才能のある人はいろいろなことができるたびに星のシールがもらえますが、何の才能もなく不器用で貧しいパンチネロは、失敗するばかりで、失敗するたびにだめじるしのシールが体に貼り付けられます。その姿が面白くて、人たちはさらに彼の体にだめじるしのシールをつけるので、彼の体はだめじるしのシールでいっぱいになります。ある日彼は何のしるしもついていないルシアに出会います。そしてパンチネロは、ルシアの紹介でエリという人のところに行きます。パンチネロはそこでエリからこう言われます。「わたしはおまえを待っていたよ。わたしはおまえのことをとても大切だと思っている」と。この言葉を聞いたパンチネロはびっくりして、思わず「ぼくが大切?どうして?」と聞き直します。一度も聞いたことのない言葉だったからです。するとエリは、「それはね、おまえがわたしのものだからさ。だから大切なんだよ」と。するとパンチネロは、「どうしたらしるしが何もつかないようにできるの?」と聞きます。エリは答えます。「それは、みんながわたしのことをどう思うかなんてことよりも、わたしの思うことの方がもっとだいじだと思うことさ。シールがくっつくようにしていたのはおまえ自身なんだ。どんなシールがもらえるかってことを気にしていると、シールの方もお前にくっついて来るんだ。おまえがわたしの愛を信じたなら、シールなんてどうでも良くなるんだよ」と。

人並みになりたいとがんばるパンチネロのような姿が、私たちにはないでしょうか。世間のあり方が私たちにそうさせますし、私たちもそうした世間のあり方を当たり前に思って生きているのです。

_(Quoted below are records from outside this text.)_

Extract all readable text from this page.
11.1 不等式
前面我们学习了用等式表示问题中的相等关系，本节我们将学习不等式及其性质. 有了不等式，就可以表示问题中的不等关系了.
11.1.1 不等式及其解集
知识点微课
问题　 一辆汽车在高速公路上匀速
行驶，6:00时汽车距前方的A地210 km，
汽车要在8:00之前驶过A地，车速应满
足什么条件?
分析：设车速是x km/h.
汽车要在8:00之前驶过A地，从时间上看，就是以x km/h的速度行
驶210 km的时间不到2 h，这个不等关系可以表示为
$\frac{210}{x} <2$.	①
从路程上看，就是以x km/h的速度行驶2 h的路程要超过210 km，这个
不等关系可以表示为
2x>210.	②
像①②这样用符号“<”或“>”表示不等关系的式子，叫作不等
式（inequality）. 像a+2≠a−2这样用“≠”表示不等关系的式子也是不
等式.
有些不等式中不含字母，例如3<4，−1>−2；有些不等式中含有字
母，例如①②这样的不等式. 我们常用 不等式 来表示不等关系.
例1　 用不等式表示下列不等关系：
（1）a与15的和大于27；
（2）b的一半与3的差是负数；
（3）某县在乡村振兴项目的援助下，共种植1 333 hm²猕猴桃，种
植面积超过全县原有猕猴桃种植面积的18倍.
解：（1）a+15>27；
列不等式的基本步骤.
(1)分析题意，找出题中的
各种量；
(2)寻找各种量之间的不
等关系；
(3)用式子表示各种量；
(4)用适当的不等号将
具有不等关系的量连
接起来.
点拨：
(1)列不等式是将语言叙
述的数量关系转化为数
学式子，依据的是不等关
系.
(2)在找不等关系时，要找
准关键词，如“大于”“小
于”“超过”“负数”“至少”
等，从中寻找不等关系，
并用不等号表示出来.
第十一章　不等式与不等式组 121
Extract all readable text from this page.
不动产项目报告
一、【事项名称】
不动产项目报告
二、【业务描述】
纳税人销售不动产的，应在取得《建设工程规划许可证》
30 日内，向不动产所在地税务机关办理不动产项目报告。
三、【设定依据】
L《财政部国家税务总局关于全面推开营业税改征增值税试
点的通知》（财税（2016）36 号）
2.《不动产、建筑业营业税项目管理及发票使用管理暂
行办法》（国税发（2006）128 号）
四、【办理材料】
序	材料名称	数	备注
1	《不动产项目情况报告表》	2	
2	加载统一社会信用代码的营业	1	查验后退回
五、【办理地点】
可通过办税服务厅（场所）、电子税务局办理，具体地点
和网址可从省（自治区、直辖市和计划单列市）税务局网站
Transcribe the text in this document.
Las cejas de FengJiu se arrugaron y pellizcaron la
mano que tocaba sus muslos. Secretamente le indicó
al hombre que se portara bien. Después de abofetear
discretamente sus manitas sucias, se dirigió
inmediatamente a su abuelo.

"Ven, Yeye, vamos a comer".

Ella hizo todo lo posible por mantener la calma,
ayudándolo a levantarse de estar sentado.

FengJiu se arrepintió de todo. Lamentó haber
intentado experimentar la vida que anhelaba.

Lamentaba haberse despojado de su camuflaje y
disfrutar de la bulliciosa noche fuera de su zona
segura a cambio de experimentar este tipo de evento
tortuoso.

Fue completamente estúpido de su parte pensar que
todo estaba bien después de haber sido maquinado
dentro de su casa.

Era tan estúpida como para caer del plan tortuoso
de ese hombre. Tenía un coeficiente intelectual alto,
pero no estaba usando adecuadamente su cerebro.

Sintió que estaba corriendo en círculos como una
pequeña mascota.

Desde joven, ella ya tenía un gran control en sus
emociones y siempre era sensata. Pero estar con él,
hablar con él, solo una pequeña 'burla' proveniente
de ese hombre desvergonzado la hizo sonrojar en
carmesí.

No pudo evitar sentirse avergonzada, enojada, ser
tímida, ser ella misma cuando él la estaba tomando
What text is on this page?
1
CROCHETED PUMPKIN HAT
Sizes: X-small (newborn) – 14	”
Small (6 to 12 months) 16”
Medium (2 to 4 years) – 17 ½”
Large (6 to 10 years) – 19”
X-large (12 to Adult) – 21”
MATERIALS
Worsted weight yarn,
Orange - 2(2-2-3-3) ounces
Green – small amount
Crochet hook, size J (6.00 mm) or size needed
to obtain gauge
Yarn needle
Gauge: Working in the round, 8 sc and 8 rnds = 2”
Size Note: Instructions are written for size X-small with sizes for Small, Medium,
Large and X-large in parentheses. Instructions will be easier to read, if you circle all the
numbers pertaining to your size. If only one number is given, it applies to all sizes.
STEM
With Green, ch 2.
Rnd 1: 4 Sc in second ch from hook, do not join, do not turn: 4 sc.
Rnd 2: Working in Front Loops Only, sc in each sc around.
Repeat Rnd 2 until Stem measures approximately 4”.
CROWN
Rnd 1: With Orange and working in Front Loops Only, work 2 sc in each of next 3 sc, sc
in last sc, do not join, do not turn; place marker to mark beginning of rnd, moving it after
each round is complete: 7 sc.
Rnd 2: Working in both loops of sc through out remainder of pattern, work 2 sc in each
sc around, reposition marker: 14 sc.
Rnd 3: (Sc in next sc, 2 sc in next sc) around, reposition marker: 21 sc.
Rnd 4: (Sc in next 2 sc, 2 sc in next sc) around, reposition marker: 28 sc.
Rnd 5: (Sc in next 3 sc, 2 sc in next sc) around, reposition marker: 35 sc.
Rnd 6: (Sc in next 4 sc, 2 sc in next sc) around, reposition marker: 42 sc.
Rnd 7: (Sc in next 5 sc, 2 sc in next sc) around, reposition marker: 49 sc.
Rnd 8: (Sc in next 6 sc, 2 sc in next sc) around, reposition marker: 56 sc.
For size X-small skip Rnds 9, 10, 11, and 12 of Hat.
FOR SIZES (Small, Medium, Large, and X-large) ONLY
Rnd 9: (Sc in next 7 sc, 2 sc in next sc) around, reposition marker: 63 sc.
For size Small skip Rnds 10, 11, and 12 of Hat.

失敗してはならない、迷惑をかけてはならない、評価されたい、さらには優位になってこそという不自由な日々に慣れているのです。私の中に私を閉じ込める律法が沢山あって、その律法を人にも適応しようとします。

つまり、神さまと人に愛される人になりたいと願いつつ、知らない内に神さまの反対側に立って、人を評価し、自分自身を不自由にさせてしまうのです。結局は認められたい強い気持ちが偏屈な思いになり、自由で、誰にも束縛されない生き方をしている人に対して、だめじるしを貼りつけようとしてしまうのです。

しかし、どんなに大きなレッテルをいくつも貼り付けられても、イエスさまの体には何も貼りつきません。イエスさまはこう述べられました。

「人の子らが犯す罪やどんな冒涜の言葉も、すべて赦される。しかし、聖霊を冒涜する者は永遠に赦されず、永遠に罪の定めを負う」(28-29節)と。

聖霊を冒涜する罪。それは、聖霊のみが悪霊を追い出すことができるという、決して揺らぐことのない真理を覆すこと。人に対する人間的な嫉妬や偏見によって、あまりにも簡単に人の中におられる聖霊をもひっくるめてその人を丸ごと否定してしまうことです。それが聖霊を冒涜する罪であり、決して赦されない罪のことだとイエスさまは警告をしておられるのです。善と悪とを逆さにして、神の救いの行為を破壊的なサタンの力に帰することは神さまの愛への反逆なのです。それは、自分自身を神の赦しの外に追い出してしまうことです。

罪は憎くんでも人間を憎んではならない、このことを私たちは、日々の生活でよく識別しなくてはなりません。イエスさまは、「人の子らが犯す罪やどんな冒涜の言葉も、すべて赦される。しかし、聖霊を冒涜する者は永遠に赦されず、永遠に罪の定めを負う」と言われました。

このお言葉は、私たちが犯したほとんどのことは赦されているということをまず伝えています。ただ、自分の中の聖霊の働き、相手の中の聖霊の働き、それはその人がその人として尊ばれるべき神聖な領域です。それを犯すようなことだけはしてはならないということ。そのただ中に神さまはおられるのです。それをどうやって識別し、守れるか。それは、イエスさまがなさっておられることに倣うことです。安息日の律法を破りながらも、人々から批判されても、そしてご自分の命をささげてまでも、弱さを抱えている人の命の尊厳を大切になさったそのお姿に倣うのです。

そのイエスさまの眼差しが私たち一人一人に向けられています。私たちが、私たちの内側で働く聖霊に気づくときに、私たち一人一人はイエスさまのように、世間に束縛されて不自由な中を生きる人々のところへ遣わされてゆきます。そして、それはどんな星のシールやだめじるしシールにも捕らわれることのない自由な道です。皆さまの中で働かれる聖なる霊、その神聖さを称えます。